To summarize, in this Perspective, we have extensively discussed why we believe that the urban science community should carefully consider the problem of how to define cities and metropolitan areas, and have proposed a set of guidelines and widely accepted methods for delineating cities. We are not advocating here for a single definition, as we believe that different ones will be needed depending on the specific problem and research question being analyzed. Rather, we advocate for the use of delineations that conform to the conceptual framework described in Box 2, so that, regardless of the specific definition used for the problem at hand, the requirement of universality, leveraging standard and widely available data is still satisfied. This approach would facilitate the replicability of studies and comparisons across different geographies, bringing invaluable benefits to the research community.

We have also advocated the use of cell-phone data as a proxy for the essential features of any city definition: urban form and function. Cell-phone datasets are not the only example of standardized data that can be used for this purpose. If needed, the integration of cell-phone datasets with point-of-interest information, global road network repositories such as OpenStreetMap, social network data, remote-sensing imagery and so on could provide additional opportunities for city delineation. However, a challenge in this context is that some of these complementary datasets may not be globally available in the same format.

It is important to note here that the spatial and temporal resolution of the data is a critical factor when considering access to data that is related to human ethics and privacy protection. While gaining access to individual-level GPS trajectories might be extremely difficult, this level of detail is often not necessary in the process of delineating city boundaries. For this purpose, access to spatially and temporally aggregated data (for example, how many people moved from area A to area B in one day) is often sufficient.
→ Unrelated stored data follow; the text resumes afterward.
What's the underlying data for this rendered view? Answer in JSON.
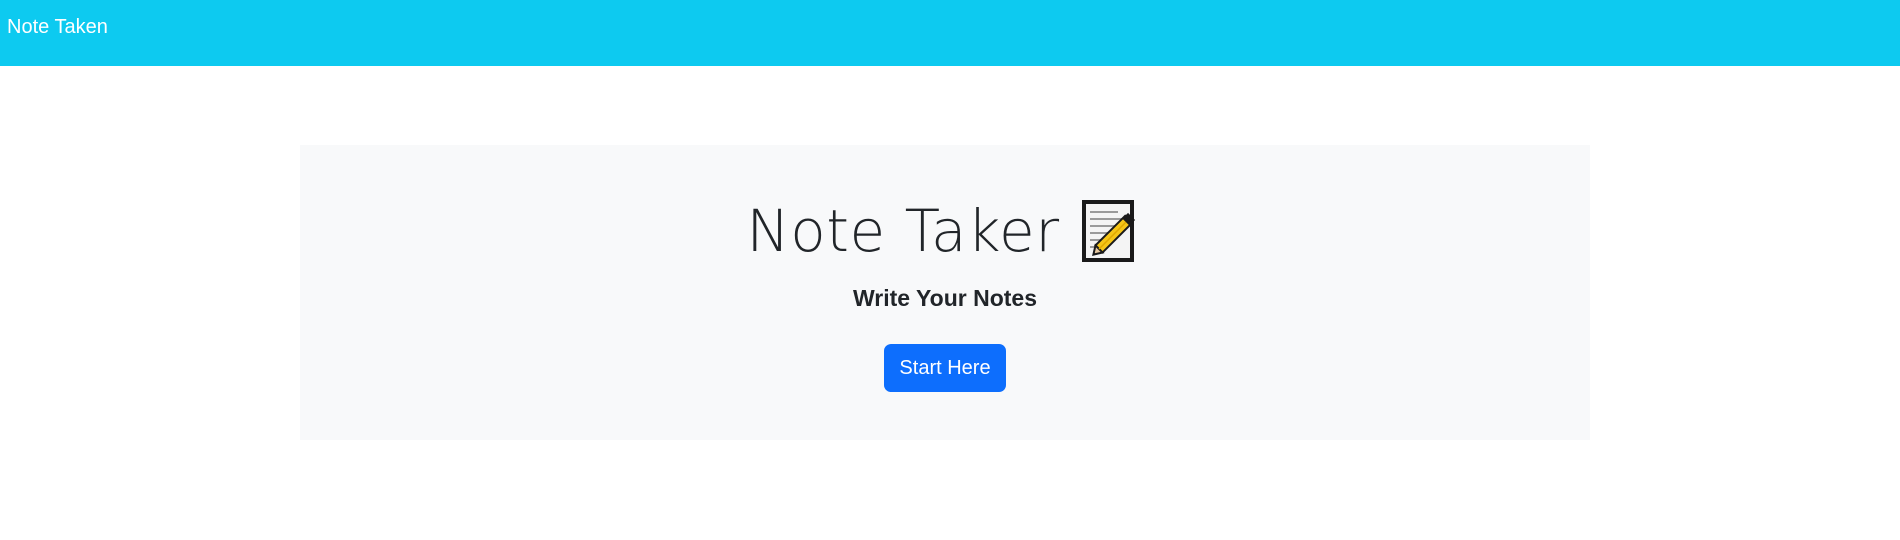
{
  "navbar": {
    "brand": "Note Taken",
    "background_color": "#0dcaf0"
  },
  "hero": {
    "title": "Note Taker",
    "title_icon": "memo-icon",
    "subtitle": "Write Your Notes",
    "cta_label": "Start Here",
    "background_color": "#f8f9fa",
    "cta_color": "#0d6efd"
  }
}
Generally speaking, the coarser the level of spatiotemporal resolution, the easier it is to gain access to a dataset. Thus, the question of which is the minimal resolution needed in the context of city delineation is a prominent question that has mostly been evaded so far in the literature. There is no single answer to this question since, as extensively argued in this paper, how to define a city depends on the context and scope of the study, and so does the minimum data resolution needed to support a specific city definition. Similarly, the data aggregation level and chosen spatial unit should be suited to the context and scope of the study.
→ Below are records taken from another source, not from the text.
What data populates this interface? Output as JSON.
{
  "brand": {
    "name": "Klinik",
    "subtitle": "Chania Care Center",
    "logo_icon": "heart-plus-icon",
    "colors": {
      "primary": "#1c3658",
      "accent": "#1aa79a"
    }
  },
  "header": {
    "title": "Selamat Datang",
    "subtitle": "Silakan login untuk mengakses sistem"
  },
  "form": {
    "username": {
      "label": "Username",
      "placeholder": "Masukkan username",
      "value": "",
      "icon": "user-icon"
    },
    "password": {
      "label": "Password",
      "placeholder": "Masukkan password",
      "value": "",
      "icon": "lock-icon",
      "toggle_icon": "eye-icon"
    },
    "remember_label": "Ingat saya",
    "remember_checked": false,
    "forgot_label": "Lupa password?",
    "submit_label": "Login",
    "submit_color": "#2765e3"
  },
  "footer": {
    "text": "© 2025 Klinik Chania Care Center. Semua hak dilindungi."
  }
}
Cell-phone datasets come with limitations related to the fact that although cell-phone ownership is wide, some socioeconomic groups tend to be overrepresented (younger, wealthier populations) or underrepresented (older populations). If we could have a globally covered functional city dataset, scholars and policymakers in a variety of fields such as urban planning, transportation, epidemiology and sustainability would benefit greatly. Yet, despite caveats and the uneven penetration of smartphones, the more than 18 billion cell phones projected to be in use globally by 2025 are arguably the most widely spread proxy for the presence and flows of people.

Global access to cell-phone data is a challenge: even if an increasing number of open cell-phone datasets have been made available recently (such as the Data for Development (D4D) challenge, Uber Movement ( and Baidu Migration (, the data in general are owned by private companies, protected by non-disclosure agreements or access fees, subject to strict privacy regulations and so on. In this regard, we would encourage the urban science community to join forces to develop satisfactory definitions of cities based on cell-phone data or other standardized, global datasets, and to work with international organizations, such as the International Telecommunication Union, to make anonymized cell-phone data available more broadly, as a clear delineation of cities is critical to addressing current and future urban problems affecting populations globally. Collecting, pooling and analyzing such data on a global scale requires nothing less than a collective effort, which we all call for.